Alcune recenti decisioni del governo cinese fanno presagire dei cambiamenti per quanto riguarda l’atteggiamento della Cina nei confronti della globalizzazione e del suo rapporto con il dollaro. In primo luogo il governo cinese ha per esempio deciso di creare una holding finanziaria, controllata dalla Banca Centrale cinese per gli investimenti all’estero destinata a diventare “uno dei più potenti investitori mondiali”. Attraverso questa holding la Cina potrebbe incominciare a scongelare le montagne di riserve valutarie accumulate nei forzieri della sua banca centrale (a fine 2006 erano 1077 miliardi di dollari e raddoppieranno in quattro anni), riversandole nel mercato mondiale. In secondo luogo è in corso una riforma nel settore delle banche pubbliche cinesi, che dovrebbe consentire da un lato di utilizzare meglio le riserve, troppo dipendenti dal dollaro, e gli investimenti, troppo legati ai titoli americani, e dall’altro sarebbe destinata a favorire il credito per un settore in difficoltà come quello agricolo.
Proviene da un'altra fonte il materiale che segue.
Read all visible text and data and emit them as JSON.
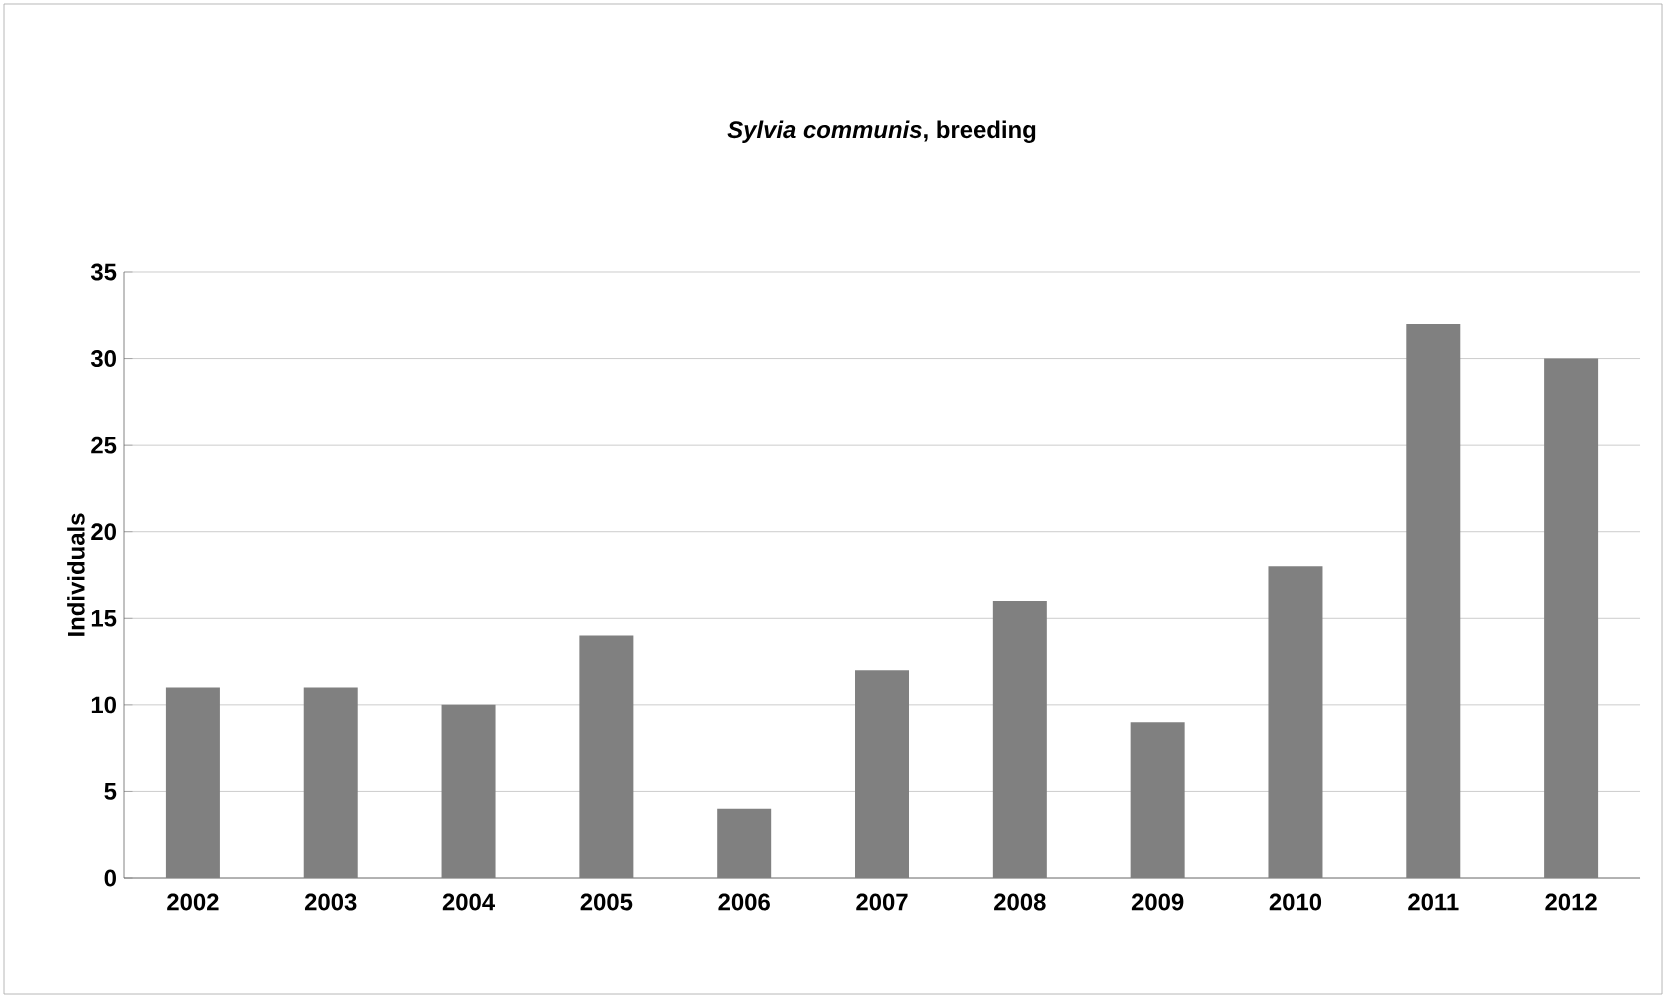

L’India e gli USA nel frattempo non staranno a guardare, perché queste misure avranno delle sicure ripercussioni economiche e finanziarie sulle rispettive economie.
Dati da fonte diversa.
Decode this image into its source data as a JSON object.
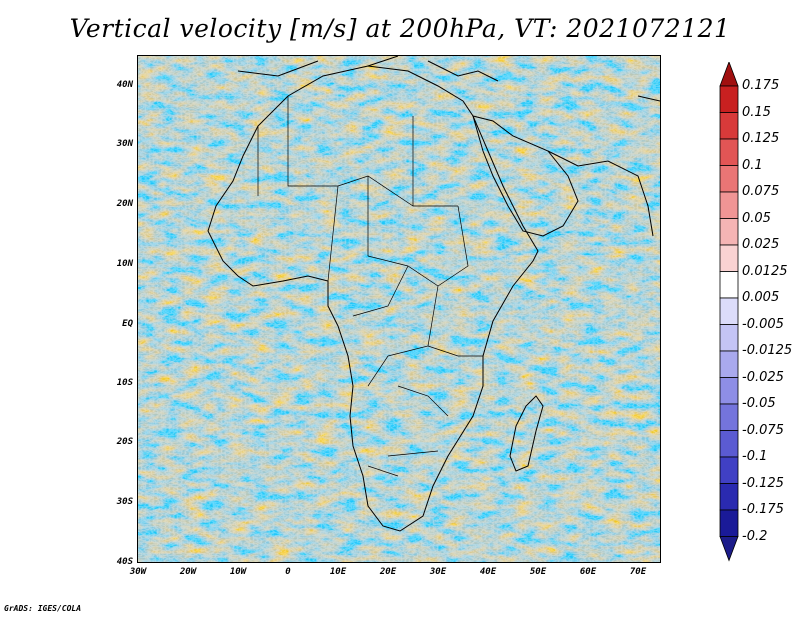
{
  "title": "Vertical velocity [m/s] at 200hPa, VT: 2021072121",
  "footer": "GrADS: IGES/COLA",
  "map": {
    "variable": "Vertical velocity",
    "units": "m/s",
    "level": "200hPa",
    "valid_time": "2021072121",
    "lat_range": [
      -40,
      45
    ],
    "lon_range": [
      -30,
      75
    ],
    "lat_ticks": [
      "40N",
      "30N",
      "20N",
      "10N",
      "EQ",
      "10S",
      "20S",
      "30S",
      "40S"
    ],
    "lon_ticks": [
      "30W",
      "20W",
      "10W",
      "0",
      "10E",
      "20E",
      "30E",
      "40E",
      "50E",
      "60E",
      "70E"
    ]
  },
  "colorbar": {
    "labels": [
      "0.175",
      "0.15",
      "0.125",
      "0.1",
      "0.075",
      "0.05",
      "0.025",
      "0.0125",
      "0.005",
      "-0.005",
      "-0.0125",
      "-0.025",
      "-0.05",
      "-0.075",
      "-0.1",
      "-0.125",
      "-0.175",
      "-0.2"
    ],
    "colors": [
      "#b01010",
      "#c82020",
      "#d83a3a",
      "#e25555",
      "#ea7575",
      "#f09595",
      "#f5b4b4",
      "#f9d2d2",
      "#ffffff",
      "#dcdcfa",
      "#c4c4f5",
      "#a9a9ee",
      "#8e8ee6",
      "#7474dc",
      "#5b5bd2",
      "#4040c4",
      "#2a2ab0",
      "#1a1a98"
    ],
    "top_color": "#a01010",
    "bottom_color": "#1c1c8a"
  },
  "colors": {
    "positive": "#e07070",
    "negative": "#7070e0",
    "neutral": "#f4f0f6",
    "land_border": "#000000"
  }
}
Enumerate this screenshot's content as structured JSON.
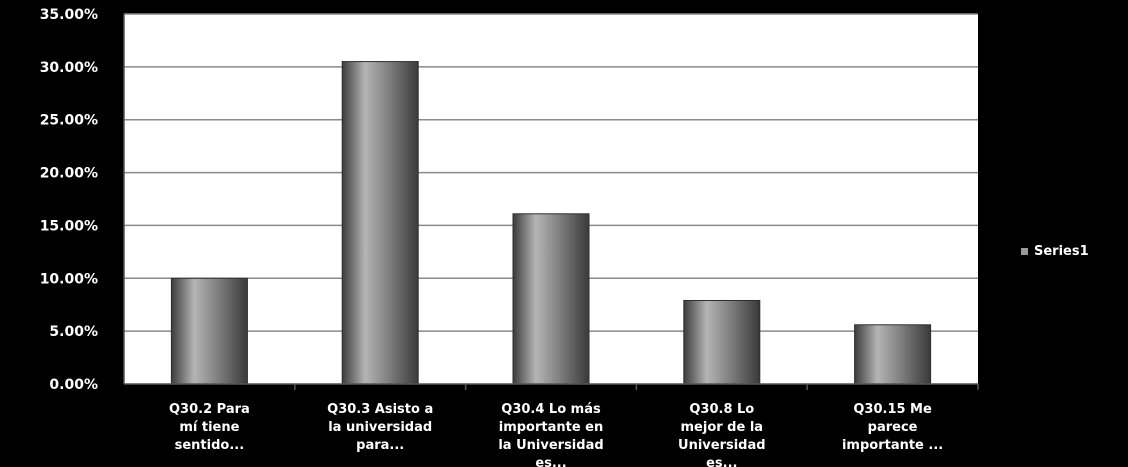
{
  "chart_data": {
    "type": "bar",
    "title": "",
    "xlabel": "",
    "ylabel": "",
    "categories": [
      [
        "Q30.2  Para",
        "mí tiene",
        "sentido..."
      ],
      [
        "Q30.3 Asisto a",
        "la universidad",
        "para..."
      ],
      [
        "Q30.4 Lo más",
        "importante en",
        "la Universidad",
        "es..."
      ],
      [
        "Q30.8 Lo",
        "mejor de la",
        "Universidad",
        "es..."
      ],
      [
        "Q30.15 Me",
        "parece",
        "importante ..."
      ]
    ],
    "series": [
      {
        "name": "Series1",
        "values": [
          0.1,
          0.305,
          0.161,
          0.079,
          0.056
        ]
      }
    ],
    "ylim": [
      0,
      0.35
    ],
    "yticks": [
      0,
      0.05,
      0.1,
      0.15,
      0.2,
      0.25,
      0.3,
      0.35
    ],
    "ytick_labels": [
      "0.00%",
      "5.00%",
      "10.00%",
      "15.00%",
      "20.00%",
      "25.00%",
      "30.00%",
      "35.00%"
    ],
    "grid": true,
    "legend": {
      "position": "right",
      "entries": [
        "Series1"
      ]
    },
    "colors": {
      "background": "#000000",
      "plot_area": "#ffffff",
      "bar": "#6e6e6e",
      "bar_highlight": "#b5b5b5",
      "grid": "#8a8a8a",
      "text": "#ffffff"
    }
  }
}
E l’Europa? E’ sempre più evidente che il nostro continente sta tuttora vivendo in larga parte sui successi dell’integrazione economica e monetaria conseguiti nei decenni passati. Ma proprio in quanto è assente sul terreno della politica estera e della difesa e non ha una politica monetaria internazionale credibile, in quanto tutti sanno che dietro l’euro non c’è un ministro del tesoro europeo, ma tredici politiche economiche e fiscali spesso in contraddizione fra loro, si trova impreparata a reagire prontamente ai grandi cambiamenti che si profilano.
La globalizzazione sta liberando
immense energie e risorse produttive, economiche e commerciali, che solo i grandi Stati di dimensione continentale sono ormai in grado, se non di controllare completamente, almeno di contenere, dirigere, adattare. Per questo il nostro continente, finché gli europei non si dimostreranno capaci di creare uno Stato federale europeo, sarà destinato a subire gli effetti della globalizzazione e le scelte degli altri attori mondiali e a giocare un ruolo marginale.
1) Susan Strange, Chi governa l’economia mondiale?, Il Mulino, 1998
2) Federico Rampini, L’impero di Cindia, Mondatori, 2006
3) Joseph E. Stiglitz, La globalizzazione che funziona, Einaudi, 2006
4) L’Asia detiene circa il 60% delle riserve mondiali, in grandissima parte in dollari, con la Cina che da sola ha riserve per oltre 1000 miliardi di dollari in valore (70% in valuta USA).